Injury law: assault and battery

Offences against health appear in their two forms – assault and battery. Originally, these crimes come from English common law and retain its features in the basis. However, in America they have acquired some peculiarities. This is especially true when we are speaking about aggravations by assaults and batteries.


The distinction between these crimes is drawn by one of fundamental aspect – physical contact of the offender and the aggrieved person. If the accused, for example, waving his fist in front of the latter and threatening to hit him, it is an assault. If the threat turns to action, it is a battery.

According to the common law a slightest touch is enough to reclassify an assault into battery. An assault may be an attempt of a battery and (or) intimidation with causing a battery.


The criminal codes of different states set different approaches to defining the assault. In some, it is a crime defined as an attempt of battery, in others – as placing someone in the state of reasonable fear of suffering a battery, but more often the two definitions are used. Some of the criminal codes do not define an assault at all, while in many other such provisions either do not exist or an assault in them is delineated as a battery. In the last case, the responsibility for the assault as an attempted battery is considered according to the general provisions of attempted acts. As for the assaults in the form of intimidation, they are usually covered by liability rules for threats or intimidations.
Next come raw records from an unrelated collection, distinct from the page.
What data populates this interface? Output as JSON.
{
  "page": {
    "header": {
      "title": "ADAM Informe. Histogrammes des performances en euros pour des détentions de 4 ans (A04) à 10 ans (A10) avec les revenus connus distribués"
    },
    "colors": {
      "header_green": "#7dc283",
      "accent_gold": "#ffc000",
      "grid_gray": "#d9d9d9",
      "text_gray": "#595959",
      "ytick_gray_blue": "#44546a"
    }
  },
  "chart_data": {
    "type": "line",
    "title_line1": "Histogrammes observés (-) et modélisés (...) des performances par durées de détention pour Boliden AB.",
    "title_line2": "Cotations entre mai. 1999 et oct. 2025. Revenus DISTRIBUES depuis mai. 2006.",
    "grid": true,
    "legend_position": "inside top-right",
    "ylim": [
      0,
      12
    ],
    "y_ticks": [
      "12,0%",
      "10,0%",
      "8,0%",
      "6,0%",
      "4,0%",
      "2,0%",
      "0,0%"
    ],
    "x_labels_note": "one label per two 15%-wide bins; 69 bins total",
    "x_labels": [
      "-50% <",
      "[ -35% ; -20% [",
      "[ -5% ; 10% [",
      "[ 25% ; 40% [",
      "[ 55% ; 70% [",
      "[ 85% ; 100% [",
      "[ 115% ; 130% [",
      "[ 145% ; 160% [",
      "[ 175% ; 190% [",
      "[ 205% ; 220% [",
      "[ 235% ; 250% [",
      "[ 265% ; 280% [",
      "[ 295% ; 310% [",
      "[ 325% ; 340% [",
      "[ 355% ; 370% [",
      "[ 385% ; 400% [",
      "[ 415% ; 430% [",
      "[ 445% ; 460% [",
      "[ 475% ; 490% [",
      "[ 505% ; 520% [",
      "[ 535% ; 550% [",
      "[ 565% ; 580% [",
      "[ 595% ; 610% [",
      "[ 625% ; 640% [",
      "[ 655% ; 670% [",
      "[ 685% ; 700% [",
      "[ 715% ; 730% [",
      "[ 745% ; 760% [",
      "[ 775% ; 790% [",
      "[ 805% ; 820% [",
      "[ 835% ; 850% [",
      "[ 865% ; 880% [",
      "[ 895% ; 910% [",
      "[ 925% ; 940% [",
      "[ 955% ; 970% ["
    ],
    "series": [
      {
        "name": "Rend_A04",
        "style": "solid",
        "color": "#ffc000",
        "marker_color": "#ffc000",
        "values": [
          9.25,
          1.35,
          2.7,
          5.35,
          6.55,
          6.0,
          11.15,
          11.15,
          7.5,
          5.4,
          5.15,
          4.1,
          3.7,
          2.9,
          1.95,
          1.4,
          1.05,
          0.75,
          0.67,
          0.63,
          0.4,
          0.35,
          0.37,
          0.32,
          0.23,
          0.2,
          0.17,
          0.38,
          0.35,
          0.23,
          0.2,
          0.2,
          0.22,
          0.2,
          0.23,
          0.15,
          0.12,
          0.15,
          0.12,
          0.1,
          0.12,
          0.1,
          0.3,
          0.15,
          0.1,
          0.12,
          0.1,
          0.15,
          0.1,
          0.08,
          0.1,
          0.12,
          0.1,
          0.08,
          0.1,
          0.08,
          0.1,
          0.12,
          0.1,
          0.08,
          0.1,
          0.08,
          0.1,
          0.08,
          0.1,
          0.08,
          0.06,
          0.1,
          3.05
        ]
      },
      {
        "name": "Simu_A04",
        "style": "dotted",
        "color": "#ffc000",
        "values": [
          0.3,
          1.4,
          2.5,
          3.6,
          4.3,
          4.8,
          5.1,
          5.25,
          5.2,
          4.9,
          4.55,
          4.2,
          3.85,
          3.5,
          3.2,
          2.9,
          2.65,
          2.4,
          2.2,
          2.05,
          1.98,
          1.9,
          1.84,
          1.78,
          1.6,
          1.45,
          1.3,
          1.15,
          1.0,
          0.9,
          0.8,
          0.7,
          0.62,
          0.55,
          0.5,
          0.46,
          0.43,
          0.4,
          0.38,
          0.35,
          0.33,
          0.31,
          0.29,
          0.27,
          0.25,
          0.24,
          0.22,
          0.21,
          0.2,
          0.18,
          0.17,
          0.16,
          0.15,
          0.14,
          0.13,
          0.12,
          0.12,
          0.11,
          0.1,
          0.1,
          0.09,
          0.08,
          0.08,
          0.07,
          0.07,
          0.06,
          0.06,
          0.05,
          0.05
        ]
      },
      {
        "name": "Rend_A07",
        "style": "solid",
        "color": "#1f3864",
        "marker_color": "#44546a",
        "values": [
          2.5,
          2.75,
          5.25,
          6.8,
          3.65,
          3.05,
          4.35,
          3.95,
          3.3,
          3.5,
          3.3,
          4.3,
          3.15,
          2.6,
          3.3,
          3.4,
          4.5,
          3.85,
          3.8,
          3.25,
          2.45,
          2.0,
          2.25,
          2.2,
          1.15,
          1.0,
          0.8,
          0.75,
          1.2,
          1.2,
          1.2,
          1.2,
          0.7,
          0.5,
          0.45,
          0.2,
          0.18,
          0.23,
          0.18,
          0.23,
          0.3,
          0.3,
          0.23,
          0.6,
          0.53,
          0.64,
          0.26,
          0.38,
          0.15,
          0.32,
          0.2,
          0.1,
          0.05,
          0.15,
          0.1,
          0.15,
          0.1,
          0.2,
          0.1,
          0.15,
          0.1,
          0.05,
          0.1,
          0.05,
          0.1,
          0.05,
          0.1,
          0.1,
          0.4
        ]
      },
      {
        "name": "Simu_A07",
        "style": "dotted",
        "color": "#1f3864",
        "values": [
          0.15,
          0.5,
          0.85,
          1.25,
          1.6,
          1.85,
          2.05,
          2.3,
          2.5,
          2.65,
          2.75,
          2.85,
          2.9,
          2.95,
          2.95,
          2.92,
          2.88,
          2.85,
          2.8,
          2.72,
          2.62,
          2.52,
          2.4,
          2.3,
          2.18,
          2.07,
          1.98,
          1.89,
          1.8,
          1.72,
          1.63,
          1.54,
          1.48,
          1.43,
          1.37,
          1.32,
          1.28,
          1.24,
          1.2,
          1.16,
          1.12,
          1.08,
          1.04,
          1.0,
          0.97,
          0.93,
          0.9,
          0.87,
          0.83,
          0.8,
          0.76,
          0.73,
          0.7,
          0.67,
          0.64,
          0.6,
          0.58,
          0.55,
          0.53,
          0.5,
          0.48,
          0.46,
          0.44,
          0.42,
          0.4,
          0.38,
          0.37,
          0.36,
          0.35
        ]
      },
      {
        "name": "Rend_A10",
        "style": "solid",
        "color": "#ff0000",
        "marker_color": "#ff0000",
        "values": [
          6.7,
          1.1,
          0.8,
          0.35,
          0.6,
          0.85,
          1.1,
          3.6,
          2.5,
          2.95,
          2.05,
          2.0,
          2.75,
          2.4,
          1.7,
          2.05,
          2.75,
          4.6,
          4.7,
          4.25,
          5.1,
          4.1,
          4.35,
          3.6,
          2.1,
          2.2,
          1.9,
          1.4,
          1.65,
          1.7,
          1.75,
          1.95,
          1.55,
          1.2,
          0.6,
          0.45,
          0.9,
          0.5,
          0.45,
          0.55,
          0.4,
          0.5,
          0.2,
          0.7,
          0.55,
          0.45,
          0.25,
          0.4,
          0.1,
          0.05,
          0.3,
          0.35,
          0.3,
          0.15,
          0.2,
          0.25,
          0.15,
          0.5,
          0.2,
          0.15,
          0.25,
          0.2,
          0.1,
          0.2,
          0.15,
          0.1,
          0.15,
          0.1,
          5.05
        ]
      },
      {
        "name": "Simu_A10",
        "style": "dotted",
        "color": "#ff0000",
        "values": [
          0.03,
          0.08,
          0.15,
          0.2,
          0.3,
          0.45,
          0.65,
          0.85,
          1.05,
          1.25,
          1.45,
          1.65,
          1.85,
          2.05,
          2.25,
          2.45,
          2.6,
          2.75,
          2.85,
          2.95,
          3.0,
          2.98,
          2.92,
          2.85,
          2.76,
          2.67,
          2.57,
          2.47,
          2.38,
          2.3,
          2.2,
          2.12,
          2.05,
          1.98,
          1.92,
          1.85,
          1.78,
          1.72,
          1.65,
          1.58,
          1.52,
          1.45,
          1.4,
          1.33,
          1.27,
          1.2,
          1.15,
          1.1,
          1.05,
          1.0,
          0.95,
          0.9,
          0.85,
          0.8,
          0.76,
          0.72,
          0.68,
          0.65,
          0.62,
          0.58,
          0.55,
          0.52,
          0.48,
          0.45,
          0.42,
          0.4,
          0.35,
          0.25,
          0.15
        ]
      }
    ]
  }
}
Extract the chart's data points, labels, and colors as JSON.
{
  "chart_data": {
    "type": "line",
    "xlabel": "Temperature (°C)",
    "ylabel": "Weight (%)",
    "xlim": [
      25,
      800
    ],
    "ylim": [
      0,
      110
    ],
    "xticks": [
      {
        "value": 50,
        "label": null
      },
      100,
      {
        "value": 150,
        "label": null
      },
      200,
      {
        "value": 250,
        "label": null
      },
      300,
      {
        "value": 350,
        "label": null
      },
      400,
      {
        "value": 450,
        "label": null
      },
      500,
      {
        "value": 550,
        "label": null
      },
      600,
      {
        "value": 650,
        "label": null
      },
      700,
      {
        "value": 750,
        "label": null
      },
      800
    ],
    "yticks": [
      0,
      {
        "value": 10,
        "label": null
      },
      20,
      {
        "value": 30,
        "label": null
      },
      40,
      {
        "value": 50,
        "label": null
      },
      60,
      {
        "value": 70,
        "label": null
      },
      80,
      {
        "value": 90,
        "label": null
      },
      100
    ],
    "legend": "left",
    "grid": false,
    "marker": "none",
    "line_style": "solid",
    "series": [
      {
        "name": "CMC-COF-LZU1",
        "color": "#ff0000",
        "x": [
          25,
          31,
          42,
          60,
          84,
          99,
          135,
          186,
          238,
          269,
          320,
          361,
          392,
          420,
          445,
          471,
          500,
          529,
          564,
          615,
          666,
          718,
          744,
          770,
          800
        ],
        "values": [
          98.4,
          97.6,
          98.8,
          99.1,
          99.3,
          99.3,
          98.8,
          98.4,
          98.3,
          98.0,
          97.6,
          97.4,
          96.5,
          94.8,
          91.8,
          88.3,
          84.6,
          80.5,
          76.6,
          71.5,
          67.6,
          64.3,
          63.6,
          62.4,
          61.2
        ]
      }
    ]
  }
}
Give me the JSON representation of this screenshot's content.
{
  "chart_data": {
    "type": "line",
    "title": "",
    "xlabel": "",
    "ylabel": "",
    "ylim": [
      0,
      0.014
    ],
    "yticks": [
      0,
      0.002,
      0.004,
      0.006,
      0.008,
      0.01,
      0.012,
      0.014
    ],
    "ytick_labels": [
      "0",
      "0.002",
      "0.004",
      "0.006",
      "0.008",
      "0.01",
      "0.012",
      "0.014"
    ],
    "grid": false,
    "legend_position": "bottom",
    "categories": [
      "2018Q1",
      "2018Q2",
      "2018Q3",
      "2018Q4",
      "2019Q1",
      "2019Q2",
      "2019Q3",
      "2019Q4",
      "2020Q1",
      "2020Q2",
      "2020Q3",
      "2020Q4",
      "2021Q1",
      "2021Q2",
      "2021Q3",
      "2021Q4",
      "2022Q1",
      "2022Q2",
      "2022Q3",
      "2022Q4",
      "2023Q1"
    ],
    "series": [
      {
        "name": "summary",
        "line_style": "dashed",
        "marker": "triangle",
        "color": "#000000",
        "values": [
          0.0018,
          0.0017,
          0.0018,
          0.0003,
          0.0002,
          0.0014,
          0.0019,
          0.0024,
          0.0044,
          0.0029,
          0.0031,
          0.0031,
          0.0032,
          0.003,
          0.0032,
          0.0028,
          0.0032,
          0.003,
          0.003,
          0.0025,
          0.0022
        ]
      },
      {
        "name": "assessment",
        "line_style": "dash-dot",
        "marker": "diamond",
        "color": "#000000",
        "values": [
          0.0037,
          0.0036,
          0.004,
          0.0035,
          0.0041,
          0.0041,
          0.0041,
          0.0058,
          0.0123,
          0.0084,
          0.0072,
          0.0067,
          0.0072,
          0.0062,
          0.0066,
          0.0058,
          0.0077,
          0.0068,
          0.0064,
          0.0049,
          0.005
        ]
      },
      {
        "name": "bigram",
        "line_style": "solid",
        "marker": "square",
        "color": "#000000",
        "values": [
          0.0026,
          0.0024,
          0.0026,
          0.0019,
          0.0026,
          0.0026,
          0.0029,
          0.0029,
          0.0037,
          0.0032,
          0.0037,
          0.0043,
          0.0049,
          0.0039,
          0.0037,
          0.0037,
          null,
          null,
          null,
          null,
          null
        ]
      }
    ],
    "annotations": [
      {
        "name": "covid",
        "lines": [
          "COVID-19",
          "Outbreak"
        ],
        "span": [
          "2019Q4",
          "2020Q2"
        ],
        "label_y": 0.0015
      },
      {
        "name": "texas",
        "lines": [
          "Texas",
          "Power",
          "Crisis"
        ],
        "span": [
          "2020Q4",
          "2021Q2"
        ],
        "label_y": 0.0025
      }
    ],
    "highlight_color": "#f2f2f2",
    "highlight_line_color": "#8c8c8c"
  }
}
Often the assault results in a battery. However, there are cases when a battery (personal injury) is inflicted without an assault, that is without foregoing threats.

Assault charges should be reasonable.

Assault charges should be reasonable.


It must be emphasized, that the two terms are rather conventional, especially the term “battery”, as it can mean a variety of actions and inaction as well.

There are some more or less common features of legislation concerning the liability for the battery.

Firstly, the battery are now generally understood in a different way than before according to the common law. For example, the modern statutes prescribe that one touch is not enough for a conviction of a battery. Usually it requires a bodily injury caused by the accused.

Secondly, only a few states have articles about battery in their criminal codes. These include, for example, Wisconsin and California. There are the states, which contain articles entitled “assault” which is a “battery” in fact, or rather, infliction of bodily injury (criminal code of New York). The refusal of many state legislators from using the term “battery” is positive phenomenon, as the term “assault” more accurately reflects the nature of the act.

Thirdly, the legislation of many states divide a battery into degrees, usually three, like in the criminal code of New York, but sometimes a larger number of degrees are described, such as in the criminal code of Kentucky (four).